新日本プロレス29日の愛知県体育館大会で行われたIWGP世界ヘビー級王座戦は、挑戦者のザック・セイバーJr.(37)が後藤洋央紀(46)を撃破し、第13代王者に輝いた。

 今年2月の大阪大会で後藤にベルトを奪われたザックは、5月の米国・オンタリオ大会で再戦に臨むもまさかのダブルフォールによるドローで王座奪回に失敗。この防衛を不服とした後藤の指名を受け、完全決着戦が実現した。

 互いの手の内を知り尽くした両者の攻防は、一歩も譲らない意地の張り合いとなった。ザックは変幻自在の関節技で後藤を追い詰める。一進一退の攻防からGTRを浴びるも、右腕のダメージが大きい後藤のカバーが遅れたため九死に一生を得た。

 25分過ぎ、右腕が使えない後藤に左のラリアートを連発されたザックは、3発目をフロントキックで迎撃すると、アックスボンバーを発射。セイバードライバーから足をクラッチした変型セイバードライバーを決めて勝負ありかと思われたが、驚異の粘りを見せる後藤にカウント2で返されてしまう。

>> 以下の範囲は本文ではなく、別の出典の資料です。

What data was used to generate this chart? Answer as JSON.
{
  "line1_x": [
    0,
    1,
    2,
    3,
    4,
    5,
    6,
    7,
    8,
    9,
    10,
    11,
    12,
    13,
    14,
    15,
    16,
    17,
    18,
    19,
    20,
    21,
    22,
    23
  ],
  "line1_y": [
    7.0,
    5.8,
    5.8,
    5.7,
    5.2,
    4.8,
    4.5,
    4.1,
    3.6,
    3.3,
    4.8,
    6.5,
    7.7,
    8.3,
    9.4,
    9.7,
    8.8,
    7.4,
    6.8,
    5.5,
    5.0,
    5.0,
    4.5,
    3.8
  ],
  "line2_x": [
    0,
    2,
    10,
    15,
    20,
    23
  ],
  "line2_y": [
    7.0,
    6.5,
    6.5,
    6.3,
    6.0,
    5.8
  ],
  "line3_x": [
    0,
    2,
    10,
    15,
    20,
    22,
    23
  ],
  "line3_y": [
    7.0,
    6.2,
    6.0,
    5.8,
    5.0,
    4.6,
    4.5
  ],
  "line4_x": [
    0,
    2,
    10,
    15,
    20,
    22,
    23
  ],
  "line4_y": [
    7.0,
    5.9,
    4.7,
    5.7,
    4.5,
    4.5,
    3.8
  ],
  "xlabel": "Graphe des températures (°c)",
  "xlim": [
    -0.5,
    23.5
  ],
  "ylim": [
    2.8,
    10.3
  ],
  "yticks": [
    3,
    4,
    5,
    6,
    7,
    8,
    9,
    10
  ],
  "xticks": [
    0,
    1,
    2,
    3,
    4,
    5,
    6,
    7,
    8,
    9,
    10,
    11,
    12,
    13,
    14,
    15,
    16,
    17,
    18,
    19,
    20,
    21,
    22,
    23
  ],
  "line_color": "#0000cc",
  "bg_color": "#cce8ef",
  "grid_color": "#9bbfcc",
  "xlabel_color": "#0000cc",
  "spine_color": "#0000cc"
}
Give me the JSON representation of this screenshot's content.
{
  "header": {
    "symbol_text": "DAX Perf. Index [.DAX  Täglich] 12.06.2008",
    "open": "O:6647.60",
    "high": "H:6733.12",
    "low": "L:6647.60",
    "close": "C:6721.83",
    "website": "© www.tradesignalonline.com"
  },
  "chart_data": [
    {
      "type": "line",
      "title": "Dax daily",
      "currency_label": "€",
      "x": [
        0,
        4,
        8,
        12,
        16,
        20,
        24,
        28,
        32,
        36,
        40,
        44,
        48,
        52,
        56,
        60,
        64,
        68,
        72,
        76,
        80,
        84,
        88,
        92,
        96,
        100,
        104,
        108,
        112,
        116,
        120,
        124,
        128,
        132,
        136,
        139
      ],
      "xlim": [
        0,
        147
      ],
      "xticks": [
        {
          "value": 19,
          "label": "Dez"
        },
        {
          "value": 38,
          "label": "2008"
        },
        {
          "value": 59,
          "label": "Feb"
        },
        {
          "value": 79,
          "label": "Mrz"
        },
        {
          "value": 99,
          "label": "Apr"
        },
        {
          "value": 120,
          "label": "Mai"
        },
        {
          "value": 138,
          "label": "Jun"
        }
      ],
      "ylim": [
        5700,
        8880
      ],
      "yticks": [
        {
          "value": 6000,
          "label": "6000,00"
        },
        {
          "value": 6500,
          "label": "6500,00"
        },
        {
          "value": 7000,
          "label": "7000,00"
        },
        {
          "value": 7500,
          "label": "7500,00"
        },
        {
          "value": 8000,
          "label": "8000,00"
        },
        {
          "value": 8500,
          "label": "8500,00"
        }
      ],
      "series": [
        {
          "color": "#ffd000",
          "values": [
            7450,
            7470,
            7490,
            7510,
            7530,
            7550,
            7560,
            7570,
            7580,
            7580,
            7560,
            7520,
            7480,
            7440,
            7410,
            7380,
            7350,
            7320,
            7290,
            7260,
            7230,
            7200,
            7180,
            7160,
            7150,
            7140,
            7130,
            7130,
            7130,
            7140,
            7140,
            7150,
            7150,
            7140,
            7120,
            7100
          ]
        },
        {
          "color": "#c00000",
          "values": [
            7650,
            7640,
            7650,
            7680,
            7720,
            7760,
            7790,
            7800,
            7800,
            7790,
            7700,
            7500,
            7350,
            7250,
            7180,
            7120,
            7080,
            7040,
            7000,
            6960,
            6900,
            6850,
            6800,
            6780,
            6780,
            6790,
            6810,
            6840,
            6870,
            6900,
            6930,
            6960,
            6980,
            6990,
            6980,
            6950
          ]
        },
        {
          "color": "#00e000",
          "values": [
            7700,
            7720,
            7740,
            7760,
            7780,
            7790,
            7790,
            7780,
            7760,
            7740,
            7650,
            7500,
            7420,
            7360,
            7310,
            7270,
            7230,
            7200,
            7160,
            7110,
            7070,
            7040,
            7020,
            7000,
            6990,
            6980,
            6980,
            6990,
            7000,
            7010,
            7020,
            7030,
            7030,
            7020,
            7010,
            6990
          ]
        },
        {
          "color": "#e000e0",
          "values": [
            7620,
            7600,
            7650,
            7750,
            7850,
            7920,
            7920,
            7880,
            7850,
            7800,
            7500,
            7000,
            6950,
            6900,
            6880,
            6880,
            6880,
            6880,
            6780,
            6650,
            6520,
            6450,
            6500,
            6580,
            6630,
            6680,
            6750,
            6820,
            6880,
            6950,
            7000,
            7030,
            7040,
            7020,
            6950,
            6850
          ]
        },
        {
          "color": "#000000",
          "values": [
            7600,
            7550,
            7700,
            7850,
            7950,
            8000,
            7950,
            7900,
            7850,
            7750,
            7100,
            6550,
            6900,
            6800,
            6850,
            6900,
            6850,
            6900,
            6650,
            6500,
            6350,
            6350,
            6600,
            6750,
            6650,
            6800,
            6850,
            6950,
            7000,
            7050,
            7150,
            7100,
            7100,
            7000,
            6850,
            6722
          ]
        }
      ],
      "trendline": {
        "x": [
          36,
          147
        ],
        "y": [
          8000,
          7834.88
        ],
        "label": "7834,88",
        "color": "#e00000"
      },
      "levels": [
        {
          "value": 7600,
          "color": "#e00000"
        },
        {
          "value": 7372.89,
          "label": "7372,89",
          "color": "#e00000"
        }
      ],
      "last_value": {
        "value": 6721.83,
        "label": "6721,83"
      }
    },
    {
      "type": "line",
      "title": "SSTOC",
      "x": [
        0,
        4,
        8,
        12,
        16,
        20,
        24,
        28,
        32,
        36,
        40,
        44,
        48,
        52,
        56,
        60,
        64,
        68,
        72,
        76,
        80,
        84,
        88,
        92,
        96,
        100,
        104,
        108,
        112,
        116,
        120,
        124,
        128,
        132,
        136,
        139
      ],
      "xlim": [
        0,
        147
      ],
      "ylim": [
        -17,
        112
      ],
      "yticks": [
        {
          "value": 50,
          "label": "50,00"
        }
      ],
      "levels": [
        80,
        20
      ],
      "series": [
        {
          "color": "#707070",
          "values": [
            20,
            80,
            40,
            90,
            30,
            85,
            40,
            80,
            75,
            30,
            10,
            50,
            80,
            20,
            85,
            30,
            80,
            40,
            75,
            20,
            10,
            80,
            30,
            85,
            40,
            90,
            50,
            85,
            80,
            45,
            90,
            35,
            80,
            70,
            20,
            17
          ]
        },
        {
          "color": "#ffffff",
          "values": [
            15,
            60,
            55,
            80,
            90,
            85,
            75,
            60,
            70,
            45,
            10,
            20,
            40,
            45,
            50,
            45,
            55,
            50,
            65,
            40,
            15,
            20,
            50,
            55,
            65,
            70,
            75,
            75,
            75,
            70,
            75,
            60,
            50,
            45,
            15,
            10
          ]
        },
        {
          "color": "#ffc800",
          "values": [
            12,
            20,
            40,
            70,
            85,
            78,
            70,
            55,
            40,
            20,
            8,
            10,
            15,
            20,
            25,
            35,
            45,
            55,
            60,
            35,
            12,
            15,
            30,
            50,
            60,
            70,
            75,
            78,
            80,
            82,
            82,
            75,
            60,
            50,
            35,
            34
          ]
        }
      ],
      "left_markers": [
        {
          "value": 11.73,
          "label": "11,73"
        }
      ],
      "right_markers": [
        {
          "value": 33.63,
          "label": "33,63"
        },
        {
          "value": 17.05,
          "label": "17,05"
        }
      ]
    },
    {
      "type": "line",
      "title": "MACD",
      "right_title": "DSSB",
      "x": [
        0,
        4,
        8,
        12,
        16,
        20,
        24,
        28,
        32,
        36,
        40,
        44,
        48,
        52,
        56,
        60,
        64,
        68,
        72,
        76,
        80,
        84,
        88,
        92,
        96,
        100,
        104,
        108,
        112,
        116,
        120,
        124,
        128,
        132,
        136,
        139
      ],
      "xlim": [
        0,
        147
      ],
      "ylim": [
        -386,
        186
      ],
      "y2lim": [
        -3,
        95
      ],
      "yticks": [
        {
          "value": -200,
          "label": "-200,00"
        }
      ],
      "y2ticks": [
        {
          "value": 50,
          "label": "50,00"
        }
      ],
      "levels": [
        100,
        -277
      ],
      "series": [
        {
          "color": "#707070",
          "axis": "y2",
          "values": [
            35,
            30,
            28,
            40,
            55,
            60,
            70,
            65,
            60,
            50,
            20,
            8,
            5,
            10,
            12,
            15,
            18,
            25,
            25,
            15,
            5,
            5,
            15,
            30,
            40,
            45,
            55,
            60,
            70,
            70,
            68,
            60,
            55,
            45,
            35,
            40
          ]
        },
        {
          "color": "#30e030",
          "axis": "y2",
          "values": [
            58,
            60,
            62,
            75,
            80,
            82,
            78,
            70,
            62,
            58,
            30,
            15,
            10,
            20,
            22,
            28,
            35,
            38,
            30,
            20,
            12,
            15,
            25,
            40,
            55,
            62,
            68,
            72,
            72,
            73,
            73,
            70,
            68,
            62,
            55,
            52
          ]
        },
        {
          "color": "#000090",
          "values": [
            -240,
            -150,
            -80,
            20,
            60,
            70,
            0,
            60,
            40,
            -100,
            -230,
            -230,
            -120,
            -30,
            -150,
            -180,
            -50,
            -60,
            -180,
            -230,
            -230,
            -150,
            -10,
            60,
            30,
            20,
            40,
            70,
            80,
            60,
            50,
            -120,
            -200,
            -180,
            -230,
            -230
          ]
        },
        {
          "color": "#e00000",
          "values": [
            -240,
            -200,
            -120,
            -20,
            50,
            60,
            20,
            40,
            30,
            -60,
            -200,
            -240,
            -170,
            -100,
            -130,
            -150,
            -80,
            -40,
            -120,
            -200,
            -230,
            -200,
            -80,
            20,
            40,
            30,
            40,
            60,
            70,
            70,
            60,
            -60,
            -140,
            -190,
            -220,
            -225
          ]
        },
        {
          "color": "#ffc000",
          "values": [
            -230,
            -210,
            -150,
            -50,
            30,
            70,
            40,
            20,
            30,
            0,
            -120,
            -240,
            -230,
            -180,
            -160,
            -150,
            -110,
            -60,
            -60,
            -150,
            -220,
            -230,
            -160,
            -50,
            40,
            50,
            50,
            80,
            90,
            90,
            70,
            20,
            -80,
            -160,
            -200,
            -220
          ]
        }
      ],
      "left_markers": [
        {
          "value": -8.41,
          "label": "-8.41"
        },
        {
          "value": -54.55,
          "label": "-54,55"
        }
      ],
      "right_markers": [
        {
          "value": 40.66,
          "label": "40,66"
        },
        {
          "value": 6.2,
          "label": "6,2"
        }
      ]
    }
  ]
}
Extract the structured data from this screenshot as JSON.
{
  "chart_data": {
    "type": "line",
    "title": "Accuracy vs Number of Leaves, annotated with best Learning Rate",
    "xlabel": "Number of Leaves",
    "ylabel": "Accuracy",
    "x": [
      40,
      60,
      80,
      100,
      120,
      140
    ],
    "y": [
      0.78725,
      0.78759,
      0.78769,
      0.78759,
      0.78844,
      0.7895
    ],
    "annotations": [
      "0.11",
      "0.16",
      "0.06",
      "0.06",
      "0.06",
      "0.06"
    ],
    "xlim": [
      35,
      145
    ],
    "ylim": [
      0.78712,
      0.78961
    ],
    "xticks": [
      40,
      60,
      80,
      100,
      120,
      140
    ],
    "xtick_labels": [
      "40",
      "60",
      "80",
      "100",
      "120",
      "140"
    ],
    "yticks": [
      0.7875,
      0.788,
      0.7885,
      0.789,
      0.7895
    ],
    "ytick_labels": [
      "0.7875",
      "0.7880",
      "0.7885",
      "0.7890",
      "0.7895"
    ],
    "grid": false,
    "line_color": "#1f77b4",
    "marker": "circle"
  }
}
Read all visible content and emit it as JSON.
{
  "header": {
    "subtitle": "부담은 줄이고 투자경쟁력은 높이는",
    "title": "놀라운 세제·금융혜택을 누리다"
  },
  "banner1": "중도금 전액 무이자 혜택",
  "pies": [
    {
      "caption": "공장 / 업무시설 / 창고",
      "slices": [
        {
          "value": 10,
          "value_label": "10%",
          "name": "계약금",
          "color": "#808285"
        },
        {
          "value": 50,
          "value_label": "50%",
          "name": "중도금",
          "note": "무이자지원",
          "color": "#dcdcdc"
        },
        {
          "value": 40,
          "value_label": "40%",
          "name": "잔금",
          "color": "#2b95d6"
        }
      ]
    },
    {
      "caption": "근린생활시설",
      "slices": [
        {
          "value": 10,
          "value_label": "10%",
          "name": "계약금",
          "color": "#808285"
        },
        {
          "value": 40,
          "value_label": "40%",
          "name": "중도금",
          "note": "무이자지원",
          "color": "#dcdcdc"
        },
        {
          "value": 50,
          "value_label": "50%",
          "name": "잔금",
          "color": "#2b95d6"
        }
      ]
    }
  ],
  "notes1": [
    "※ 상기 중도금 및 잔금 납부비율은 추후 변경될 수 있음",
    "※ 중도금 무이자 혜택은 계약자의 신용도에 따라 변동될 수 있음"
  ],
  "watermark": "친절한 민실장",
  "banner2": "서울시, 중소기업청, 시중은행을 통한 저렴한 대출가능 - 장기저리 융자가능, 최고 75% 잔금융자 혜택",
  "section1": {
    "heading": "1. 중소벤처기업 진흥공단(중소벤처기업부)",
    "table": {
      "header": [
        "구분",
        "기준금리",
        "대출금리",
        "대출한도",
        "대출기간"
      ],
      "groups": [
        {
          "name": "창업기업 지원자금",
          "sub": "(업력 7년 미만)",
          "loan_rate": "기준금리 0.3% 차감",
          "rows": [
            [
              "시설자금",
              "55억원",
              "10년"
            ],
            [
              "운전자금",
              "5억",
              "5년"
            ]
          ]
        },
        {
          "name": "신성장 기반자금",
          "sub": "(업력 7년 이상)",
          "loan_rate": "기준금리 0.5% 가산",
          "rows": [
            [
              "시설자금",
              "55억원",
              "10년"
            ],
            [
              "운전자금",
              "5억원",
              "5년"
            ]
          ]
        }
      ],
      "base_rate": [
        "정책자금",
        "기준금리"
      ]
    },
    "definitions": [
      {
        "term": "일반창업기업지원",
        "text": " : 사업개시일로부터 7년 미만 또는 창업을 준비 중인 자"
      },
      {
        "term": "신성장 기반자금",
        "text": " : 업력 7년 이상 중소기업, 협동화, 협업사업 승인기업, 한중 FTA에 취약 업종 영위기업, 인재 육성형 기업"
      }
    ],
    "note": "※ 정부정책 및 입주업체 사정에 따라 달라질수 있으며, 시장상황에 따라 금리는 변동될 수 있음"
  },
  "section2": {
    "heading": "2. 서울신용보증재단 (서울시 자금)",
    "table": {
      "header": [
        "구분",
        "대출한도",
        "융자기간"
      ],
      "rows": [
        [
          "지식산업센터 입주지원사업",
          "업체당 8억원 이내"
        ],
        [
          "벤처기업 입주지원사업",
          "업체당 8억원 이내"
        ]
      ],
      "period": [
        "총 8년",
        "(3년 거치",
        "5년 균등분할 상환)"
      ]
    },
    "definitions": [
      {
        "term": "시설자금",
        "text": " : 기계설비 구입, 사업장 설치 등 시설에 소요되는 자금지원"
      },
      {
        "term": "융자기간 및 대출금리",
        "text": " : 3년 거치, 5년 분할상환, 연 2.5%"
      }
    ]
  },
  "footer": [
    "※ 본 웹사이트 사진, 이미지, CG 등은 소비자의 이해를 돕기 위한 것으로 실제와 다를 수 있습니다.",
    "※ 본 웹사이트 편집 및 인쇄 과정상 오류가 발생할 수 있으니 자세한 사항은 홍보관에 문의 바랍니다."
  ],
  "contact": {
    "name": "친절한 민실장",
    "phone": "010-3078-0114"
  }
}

 ならばとザックは腕十字からクラーキーキャットに移行。後藤はギブアップだけはしなかったが、ザックが両足も固める複合関節技で完全に動きを封じたため、レフェリーが試合をストップ。ついに死闘に終止符が打たれ、ザックが王座返り咲きを果たした。

 敗れた後藤はノーコメントで会場を後に。「後藤革命」を掲げ同王座の最多防衛記録7を樹立したが、無念のレフェリーストップ負けでベルトを手放してしまった。